Scotland’s longest running coastal habitat restoration project
Green Shores at the University of St Andrews is Scotland’s longest-running coastal habitat restoration project, with 25 years of saltmarsh restoration and research. Saltmarshes protect valuable land from coastal erosion and flooding, provide rare salt-adapted habitats, and serve as one of the best habitats in the UK for carbon storage in our rapidly changing climate.

The Green Shores team propagates plants, conducts research and monitoring, and installs storm fencing to protect newly planted marshes during their early stages. They have also formed a strong partnership with Dornoch Academy in the Highlands, where they established a second coastal plant hub. This hub offers local pupils opportunities to assist in growing transplants for the restoration effort.
The success of this initiative has garnered significant recognition, including an award for the renowned Royal Dornoch Golf Club, named Scotland’s Best Course by the Scottish Tourism Awards. The club won the Golf Environment Organisation’s Sustainable Project of the Year award for its work in tackling coastal erosion.

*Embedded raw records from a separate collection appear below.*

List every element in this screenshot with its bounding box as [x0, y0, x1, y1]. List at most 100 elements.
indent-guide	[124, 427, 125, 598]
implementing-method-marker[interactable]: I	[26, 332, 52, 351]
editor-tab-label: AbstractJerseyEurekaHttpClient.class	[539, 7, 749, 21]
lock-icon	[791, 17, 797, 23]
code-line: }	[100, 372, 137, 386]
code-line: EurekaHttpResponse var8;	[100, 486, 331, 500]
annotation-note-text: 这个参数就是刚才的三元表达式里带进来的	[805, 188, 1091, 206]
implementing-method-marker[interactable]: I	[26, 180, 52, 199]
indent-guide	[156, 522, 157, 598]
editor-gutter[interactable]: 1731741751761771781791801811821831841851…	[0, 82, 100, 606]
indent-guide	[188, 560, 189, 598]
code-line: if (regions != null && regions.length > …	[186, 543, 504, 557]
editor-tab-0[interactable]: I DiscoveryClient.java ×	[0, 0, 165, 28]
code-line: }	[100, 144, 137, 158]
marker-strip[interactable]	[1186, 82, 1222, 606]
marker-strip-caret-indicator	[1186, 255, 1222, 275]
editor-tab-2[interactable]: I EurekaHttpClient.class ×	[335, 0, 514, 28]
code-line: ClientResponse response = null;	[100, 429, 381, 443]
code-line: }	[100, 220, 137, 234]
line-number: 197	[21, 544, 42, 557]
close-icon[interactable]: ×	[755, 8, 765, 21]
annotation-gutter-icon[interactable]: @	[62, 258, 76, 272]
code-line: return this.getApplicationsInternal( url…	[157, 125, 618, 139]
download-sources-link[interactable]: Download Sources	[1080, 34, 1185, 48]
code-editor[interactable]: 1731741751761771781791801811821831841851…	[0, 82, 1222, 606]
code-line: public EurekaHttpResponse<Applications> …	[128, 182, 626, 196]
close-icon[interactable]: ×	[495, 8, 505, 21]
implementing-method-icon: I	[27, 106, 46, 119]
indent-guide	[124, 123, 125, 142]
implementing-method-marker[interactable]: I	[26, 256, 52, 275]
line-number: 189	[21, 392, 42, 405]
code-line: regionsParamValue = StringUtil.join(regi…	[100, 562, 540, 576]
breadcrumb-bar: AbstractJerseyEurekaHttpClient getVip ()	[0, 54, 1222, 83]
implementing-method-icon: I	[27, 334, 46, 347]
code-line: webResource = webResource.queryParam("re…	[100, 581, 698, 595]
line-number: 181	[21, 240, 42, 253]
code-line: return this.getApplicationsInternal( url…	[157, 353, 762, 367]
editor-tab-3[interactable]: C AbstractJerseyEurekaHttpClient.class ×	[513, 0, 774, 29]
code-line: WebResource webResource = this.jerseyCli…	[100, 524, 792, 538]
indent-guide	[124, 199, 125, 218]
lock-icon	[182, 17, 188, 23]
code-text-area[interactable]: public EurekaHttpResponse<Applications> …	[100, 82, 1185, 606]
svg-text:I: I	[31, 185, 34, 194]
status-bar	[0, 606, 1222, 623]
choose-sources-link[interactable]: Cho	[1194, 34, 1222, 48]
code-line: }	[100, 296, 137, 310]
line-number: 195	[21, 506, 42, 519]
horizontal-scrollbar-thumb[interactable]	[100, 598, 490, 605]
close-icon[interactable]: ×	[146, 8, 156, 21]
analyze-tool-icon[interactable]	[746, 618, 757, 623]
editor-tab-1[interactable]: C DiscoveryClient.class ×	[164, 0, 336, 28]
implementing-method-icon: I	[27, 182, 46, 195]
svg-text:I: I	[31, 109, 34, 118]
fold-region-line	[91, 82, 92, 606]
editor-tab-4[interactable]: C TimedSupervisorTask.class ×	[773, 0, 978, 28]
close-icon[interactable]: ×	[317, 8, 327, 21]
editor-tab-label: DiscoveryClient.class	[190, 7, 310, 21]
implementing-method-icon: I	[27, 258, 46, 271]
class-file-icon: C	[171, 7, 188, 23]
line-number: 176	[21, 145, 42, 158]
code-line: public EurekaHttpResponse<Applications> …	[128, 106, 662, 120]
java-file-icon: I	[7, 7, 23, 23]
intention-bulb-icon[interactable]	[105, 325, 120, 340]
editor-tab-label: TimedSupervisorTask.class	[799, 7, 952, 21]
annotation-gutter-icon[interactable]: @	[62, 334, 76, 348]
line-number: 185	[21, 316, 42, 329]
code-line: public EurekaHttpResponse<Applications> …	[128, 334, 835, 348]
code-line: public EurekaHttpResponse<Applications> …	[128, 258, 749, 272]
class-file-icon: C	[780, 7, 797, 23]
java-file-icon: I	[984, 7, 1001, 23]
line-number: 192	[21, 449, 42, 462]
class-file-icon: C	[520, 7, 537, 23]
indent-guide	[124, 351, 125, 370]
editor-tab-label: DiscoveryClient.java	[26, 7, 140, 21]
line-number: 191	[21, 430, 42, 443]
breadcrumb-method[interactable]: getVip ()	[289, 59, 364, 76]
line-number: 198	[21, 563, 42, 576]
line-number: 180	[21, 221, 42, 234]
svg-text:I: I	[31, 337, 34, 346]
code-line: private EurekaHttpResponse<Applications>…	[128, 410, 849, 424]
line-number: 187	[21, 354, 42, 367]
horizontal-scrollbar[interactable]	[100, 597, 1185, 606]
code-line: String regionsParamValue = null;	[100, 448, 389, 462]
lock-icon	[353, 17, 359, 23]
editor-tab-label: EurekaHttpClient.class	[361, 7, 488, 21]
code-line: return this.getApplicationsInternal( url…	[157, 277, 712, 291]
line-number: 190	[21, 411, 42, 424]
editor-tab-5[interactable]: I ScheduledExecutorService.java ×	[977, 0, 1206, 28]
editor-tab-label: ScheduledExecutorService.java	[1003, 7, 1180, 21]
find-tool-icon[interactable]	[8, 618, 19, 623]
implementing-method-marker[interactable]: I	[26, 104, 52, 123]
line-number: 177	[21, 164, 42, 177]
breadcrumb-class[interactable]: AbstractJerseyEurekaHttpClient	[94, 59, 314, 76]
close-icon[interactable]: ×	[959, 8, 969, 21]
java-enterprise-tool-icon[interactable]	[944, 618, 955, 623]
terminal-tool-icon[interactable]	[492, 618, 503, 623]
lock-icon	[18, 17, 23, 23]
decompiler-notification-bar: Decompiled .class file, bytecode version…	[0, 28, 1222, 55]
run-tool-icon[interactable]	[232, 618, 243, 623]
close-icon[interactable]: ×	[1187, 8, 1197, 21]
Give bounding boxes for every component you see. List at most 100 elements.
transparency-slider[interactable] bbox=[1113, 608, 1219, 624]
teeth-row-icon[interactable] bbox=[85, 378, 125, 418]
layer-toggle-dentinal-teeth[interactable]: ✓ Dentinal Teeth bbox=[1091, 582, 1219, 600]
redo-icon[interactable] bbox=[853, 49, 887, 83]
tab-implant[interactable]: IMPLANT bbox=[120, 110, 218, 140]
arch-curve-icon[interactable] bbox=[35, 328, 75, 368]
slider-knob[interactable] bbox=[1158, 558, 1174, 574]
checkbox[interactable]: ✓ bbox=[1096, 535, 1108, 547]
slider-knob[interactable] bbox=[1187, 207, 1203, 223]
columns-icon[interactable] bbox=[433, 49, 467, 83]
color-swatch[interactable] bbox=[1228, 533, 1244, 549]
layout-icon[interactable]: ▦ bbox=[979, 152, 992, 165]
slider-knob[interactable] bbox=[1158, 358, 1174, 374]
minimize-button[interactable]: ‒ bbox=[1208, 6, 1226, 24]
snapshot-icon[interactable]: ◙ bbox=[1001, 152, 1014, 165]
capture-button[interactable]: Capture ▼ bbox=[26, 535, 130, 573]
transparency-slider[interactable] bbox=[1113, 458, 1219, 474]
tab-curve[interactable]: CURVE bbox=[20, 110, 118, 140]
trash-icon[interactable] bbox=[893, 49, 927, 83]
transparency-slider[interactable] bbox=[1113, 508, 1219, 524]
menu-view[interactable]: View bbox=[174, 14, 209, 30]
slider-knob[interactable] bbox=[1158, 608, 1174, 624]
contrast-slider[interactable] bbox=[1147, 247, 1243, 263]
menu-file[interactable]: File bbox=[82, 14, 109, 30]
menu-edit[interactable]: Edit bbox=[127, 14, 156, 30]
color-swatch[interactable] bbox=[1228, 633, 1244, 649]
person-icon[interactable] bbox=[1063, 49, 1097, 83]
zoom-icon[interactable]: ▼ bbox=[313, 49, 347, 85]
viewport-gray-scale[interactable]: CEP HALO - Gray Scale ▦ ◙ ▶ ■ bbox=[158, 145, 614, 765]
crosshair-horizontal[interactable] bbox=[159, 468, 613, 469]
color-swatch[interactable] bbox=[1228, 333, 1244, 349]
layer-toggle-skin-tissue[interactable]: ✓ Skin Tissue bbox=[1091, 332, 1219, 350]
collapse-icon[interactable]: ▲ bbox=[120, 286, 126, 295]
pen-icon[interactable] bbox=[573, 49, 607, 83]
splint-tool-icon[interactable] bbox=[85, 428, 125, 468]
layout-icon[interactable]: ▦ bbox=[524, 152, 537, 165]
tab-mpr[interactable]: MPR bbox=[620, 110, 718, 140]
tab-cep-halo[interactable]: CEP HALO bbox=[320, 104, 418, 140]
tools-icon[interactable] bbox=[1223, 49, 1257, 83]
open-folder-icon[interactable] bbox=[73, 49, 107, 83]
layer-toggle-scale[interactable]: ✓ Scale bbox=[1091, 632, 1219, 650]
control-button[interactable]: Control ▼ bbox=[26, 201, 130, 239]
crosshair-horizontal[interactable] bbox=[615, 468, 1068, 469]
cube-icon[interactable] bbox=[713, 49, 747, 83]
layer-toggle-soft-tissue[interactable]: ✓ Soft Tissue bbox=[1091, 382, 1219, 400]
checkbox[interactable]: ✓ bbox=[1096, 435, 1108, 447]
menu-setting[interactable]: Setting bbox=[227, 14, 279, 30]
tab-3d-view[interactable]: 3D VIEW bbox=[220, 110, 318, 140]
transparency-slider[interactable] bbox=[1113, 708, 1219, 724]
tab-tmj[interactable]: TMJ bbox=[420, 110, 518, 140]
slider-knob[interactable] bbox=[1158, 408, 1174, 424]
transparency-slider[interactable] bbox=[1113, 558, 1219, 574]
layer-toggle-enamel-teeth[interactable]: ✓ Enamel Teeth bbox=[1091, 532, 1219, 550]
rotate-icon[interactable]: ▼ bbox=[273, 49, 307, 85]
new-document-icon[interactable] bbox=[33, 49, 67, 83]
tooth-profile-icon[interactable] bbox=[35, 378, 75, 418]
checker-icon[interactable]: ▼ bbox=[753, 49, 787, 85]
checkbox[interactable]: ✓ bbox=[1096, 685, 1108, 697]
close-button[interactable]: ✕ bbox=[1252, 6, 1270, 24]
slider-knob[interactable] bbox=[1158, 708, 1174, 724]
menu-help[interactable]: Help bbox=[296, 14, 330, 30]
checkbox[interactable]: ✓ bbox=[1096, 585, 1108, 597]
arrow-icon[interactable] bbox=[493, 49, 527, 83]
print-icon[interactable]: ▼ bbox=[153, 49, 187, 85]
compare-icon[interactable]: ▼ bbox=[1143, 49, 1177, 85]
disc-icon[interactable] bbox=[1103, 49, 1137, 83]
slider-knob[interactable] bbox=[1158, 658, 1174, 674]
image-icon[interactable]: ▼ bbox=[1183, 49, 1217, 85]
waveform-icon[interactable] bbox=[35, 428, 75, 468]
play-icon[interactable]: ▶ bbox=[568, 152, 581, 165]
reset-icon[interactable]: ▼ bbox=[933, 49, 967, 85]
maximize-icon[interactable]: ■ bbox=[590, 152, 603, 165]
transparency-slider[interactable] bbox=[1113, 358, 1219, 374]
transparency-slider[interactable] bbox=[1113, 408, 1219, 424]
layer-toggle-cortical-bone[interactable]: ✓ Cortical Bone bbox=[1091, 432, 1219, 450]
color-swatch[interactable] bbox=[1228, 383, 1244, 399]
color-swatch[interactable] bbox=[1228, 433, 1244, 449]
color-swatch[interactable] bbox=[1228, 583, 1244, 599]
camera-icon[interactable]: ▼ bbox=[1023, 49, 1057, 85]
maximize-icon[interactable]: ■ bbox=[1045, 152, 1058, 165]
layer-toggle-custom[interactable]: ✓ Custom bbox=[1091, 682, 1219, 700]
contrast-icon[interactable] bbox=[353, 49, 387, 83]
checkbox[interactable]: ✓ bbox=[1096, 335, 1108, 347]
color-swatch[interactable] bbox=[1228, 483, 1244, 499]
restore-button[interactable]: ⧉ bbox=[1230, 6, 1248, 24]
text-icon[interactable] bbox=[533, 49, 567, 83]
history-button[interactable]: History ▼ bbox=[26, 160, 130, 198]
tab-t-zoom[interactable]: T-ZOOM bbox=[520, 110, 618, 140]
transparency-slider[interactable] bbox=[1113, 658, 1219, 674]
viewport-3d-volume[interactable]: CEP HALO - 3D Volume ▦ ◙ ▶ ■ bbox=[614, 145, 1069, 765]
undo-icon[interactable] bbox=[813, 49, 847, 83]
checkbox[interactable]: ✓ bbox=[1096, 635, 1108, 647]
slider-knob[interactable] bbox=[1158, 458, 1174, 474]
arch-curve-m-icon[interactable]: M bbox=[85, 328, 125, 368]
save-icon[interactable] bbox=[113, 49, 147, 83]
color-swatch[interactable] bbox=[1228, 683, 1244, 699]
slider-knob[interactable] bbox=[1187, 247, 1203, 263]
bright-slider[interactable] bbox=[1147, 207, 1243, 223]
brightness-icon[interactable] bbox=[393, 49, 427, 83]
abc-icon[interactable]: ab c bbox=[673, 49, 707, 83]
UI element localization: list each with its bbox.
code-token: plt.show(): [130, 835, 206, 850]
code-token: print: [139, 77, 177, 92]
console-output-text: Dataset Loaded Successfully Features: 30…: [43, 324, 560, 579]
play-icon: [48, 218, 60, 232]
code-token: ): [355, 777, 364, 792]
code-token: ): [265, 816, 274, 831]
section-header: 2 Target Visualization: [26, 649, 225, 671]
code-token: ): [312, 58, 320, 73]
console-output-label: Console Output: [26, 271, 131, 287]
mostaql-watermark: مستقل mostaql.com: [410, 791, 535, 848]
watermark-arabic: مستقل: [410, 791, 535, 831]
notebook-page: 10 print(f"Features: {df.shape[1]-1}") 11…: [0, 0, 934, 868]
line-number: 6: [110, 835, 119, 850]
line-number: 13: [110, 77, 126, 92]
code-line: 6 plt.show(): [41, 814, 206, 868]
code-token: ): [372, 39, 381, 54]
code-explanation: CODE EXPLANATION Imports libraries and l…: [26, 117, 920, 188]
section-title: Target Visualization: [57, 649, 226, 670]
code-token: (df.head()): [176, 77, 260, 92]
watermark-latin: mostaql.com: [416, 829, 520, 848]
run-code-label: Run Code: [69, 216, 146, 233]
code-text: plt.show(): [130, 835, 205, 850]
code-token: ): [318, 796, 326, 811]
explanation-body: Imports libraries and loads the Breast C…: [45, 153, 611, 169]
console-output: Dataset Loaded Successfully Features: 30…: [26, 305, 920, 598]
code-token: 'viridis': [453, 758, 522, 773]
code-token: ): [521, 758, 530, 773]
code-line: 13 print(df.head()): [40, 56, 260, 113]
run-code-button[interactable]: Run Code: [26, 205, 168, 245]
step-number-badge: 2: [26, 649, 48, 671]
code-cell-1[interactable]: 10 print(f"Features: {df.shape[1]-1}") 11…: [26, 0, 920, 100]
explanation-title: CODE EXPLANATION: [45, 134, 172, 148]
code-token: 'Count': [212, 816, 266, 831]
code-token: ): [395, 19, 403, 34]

Green Shores’ efforts were featured as a NatureScot case study, and the team spent an engaging day working with a professional film crew to collect sediment samples from local sites. The full video is available here: https://www.youtube.com/watch?v=9UK2KZNveEI).
The project’s success depends on the support of volunteers, who have dedicated over 280 hours in the past year to plant sites on the Eden and Tay Estuaries, the Dornoch Firth, collect sediment samples, and propagate hundreds of transplants at the hubs.